Yazı insanlarının sıklıkla yaptığı işi yapmanın heyecanı ile bir başka gülümseyen yüz; Akçeşmeli Veli’yi gazete köşeme taşıma onurunu yaşıyorum. Akçeşmeli Veli’yi nerede tanıdın derseniz,-Akçeşme Sabuncu Kıraathanesi diyeceğim.
Teknik ressamlar, mimarlar, mühendisler, filozoflar, arkeologlar yaptıkları işe, dört elle sarılmakla kalmazlar; yandan, üstten, birçok insanın göremeyeceği yerlerden de bakarlar. Akçeşmeli Veli’ye aynı gözlerle defalarca baktım.

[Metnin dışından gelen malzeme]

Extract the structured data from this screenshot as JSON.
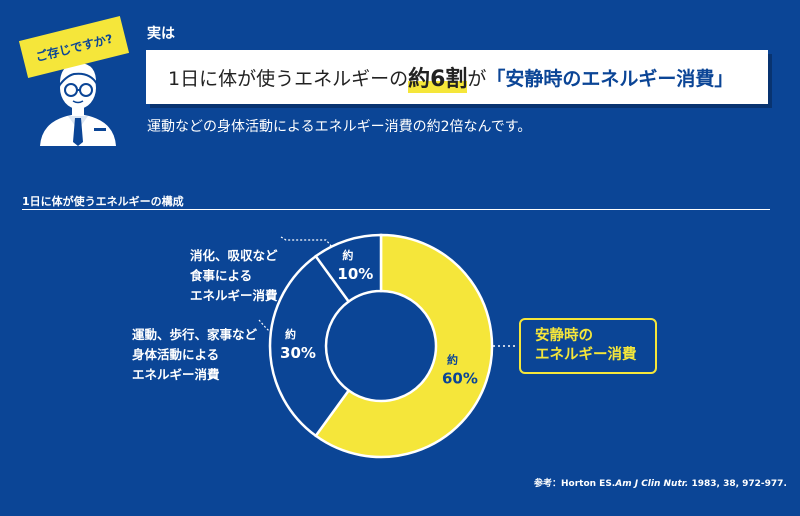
{
  "badge": {
    "text": "ご存じですか?"
  },
  "intro": {
    "label": "実は"
  },
  "headline": {
    "part1": "1日に体が使うエネルギーの",
    "highlight": "約6割",
    "part2": "が",
    "accent": "「安静時のエネルギー消費」"
  },
  "subtext": "運動などの身体活動によるエネルギー消費の約2倍なんです。",
  "section_title": "1日に体が使うエネルギーの構成",
  "callout": {
    "line1": "安静時の",
    "line2": "エネルギー消費"
  },
  "reference": {
    "prefix": "参考：Horton ES.",
    "journal": "Am J Clin Nutr.",
    "suffix": " 1983, 38, 972-977."
  },
  "colors": {
    "background": "#0b4596",
    "accent": "#f5e63a",
    "text": "#ffffff"
  },
  "icons": [
    "avatar-illustration"
  ],
  "chart_data": {
    "type": "pie",
    "variant": "donut",
    "title": "1日に体が使うエネルギーの構成",
    "slices": [
      {
        "label_lines": [
          "安静時の",
          "エネルギー消費"
        ],
        "value": 60,
        "prefix": "約",
        "display": "60%",
        "color": "#f5e63a",
        "text_color": "#0b4596"
      },
      {
        "label_lines": [
          "運動、歩行、家事など",
          "身体活動による",
          "エネルギー消費"
        ],
        "value": 30,
        "prefix": "約",
        "display": "30%",
        "color": "#0b4596",
        "text_color": "#ffffff"
      },
      {
        "label_lines": [
          "消化、吸収など",
          "食事による",
          "エネルギー消費"
        ],
        "value": 10,
        "prefix": "約",
        "display": "10%",
        "color": "#0b4596",
        "text_color": "#ffffff"
      }
    ]
  }
}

Gülümsemesi, her an gülme sevdalı olması tamamıyla karakterini gülme kaidesi üzerine oturtan genlerinden geldiğine karar verdim.

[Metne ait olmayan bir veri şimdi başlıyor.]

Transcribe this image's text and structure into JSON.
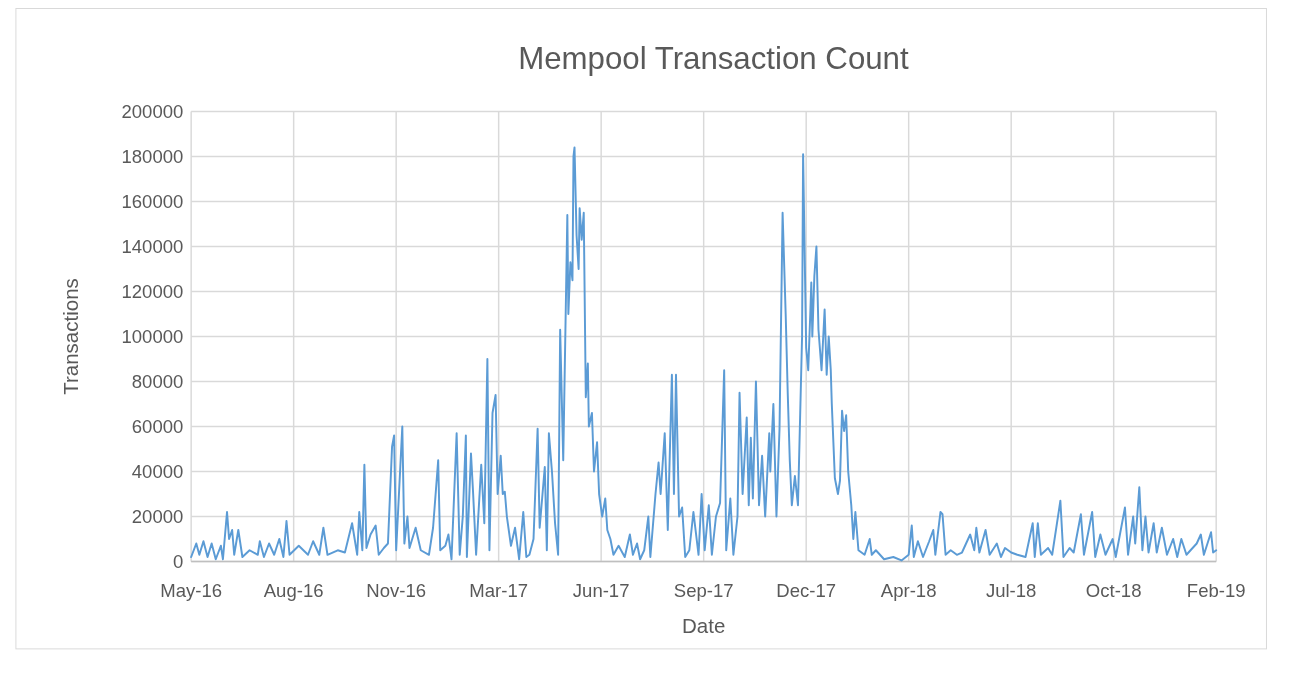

Siz değerli insanlar bilirsiniz ki; sürekli gülümseyen biri; ister kadın, ister erkek olsun bizim insanımız pek itibar etmez. Onu hafife alır. Yeri gelince ; “ Çok neşeli insan” dese de bu tür insanlar, hele kahkaha ile gülen kadınlara bazı çevreler tarafından neler dendiğini hepimiz biliyoruz. İşin garibi, insan denen canlı yaşama tutunmak ve yaşamda geçecek süresini biraz daha uzatmak ne büyük çabalar harcıyor ama nafile…

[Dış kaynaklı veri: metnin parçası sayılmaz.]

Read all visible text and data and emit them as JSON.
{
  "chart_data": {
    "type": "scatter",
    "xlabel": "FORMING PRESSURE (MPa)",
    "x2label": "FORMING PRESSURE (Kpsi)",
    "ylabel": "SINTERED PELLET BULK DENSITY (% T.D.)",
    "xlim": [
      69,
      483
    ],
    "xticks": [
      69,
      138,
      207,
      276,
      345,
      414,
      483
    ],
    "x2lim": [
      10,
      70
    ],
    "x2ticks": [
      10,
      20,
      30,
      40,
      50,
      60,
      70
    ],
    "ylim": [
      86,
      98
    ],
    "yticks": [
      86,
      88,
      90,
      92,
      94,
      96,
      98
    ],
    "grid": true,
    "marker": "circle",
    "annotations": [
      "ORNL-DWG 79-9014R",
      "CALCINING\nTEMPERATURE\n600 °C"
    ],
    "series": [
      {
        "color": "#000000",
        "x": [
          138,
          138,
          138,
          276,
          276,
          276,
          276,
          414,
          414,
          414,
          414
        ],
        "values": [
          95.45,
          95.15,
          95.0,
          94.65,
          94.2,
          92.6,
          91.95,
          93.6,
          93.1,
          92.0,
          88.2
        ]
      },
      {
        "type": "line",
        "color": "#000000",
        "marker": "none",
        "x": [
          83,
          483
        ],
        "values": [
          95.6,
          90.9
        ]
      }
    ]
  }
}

Gülmeyi unutan, sürekli somurtan, can sıkan, kısacası huysuz bir canlıya dönüşen birini, bırakın insanların sevmesini, diğer canlılarında sevmeyeceğini düşünmeden edemiyorum.
Tekirdağ sabahları, ufka doğru uzanacak bakışlarda, ışığın, gölgelerin bin bir çeşit oyunlarını seyretme imkânını bulabilirsiniz. Denizin rengi her an değişir. Deniz denen o gizemli sular, bazen mavinin her tonuyla sizi kuşatır, Akçeşmeli Veli gibi gülümserken, bazen de kurşuni rengiyle bir den Dante’nin İlahi Komedya eserindeki gezintiye çağırması mümkündür…
Böyle bir günün sabahında denizin mavi tonlarının cümbüşleri, yelken sporuna gönül vermiş gençlerle oynaşırken, dün akşam Sabuncu Kıraathanesi gecesinde, gördüğüm konuştuğum Veli’yi hatırladım. Sordum kendime:
—Tekirdağ’ın renkten renge giren günü ve deniziyle Veli’nin ortak noktaları nedir?-diye. Cevap çok basit ve anlaşılırdı:
—Yaşama, sımsıkı ve gönülden tutunmuş olmak. Yaşamın içinde pırıltıların da her daim olabileceğini aydınlık taraflarıyla anlatmalarıydı…
Son günlerde yaşanan ekonomik sıkıntılar saklanamayacak kadar ortada. Aslında siyasi açıdan da yaşanan belirsizlikler birçok insanı bilinmezliğe sürüklediği de bellidir. Fakat, herkes kendine bilgisi, görgüsü, gücü kuvveti dışında görev biçerse, tıpkı Orhan Kemal’in büyük eseri Bekçi Murtaza’nın durumuna düşmeyiz mi? Yaşam kıpırtıları yok olmuş, artık tek kurtarıcı, tek görevli bizmiş gibi sürekli bir taraflara hatırlatma, söylemler yaparak, kendi ruhsal kaderimizi de belirlemiş olmuyor muyuz?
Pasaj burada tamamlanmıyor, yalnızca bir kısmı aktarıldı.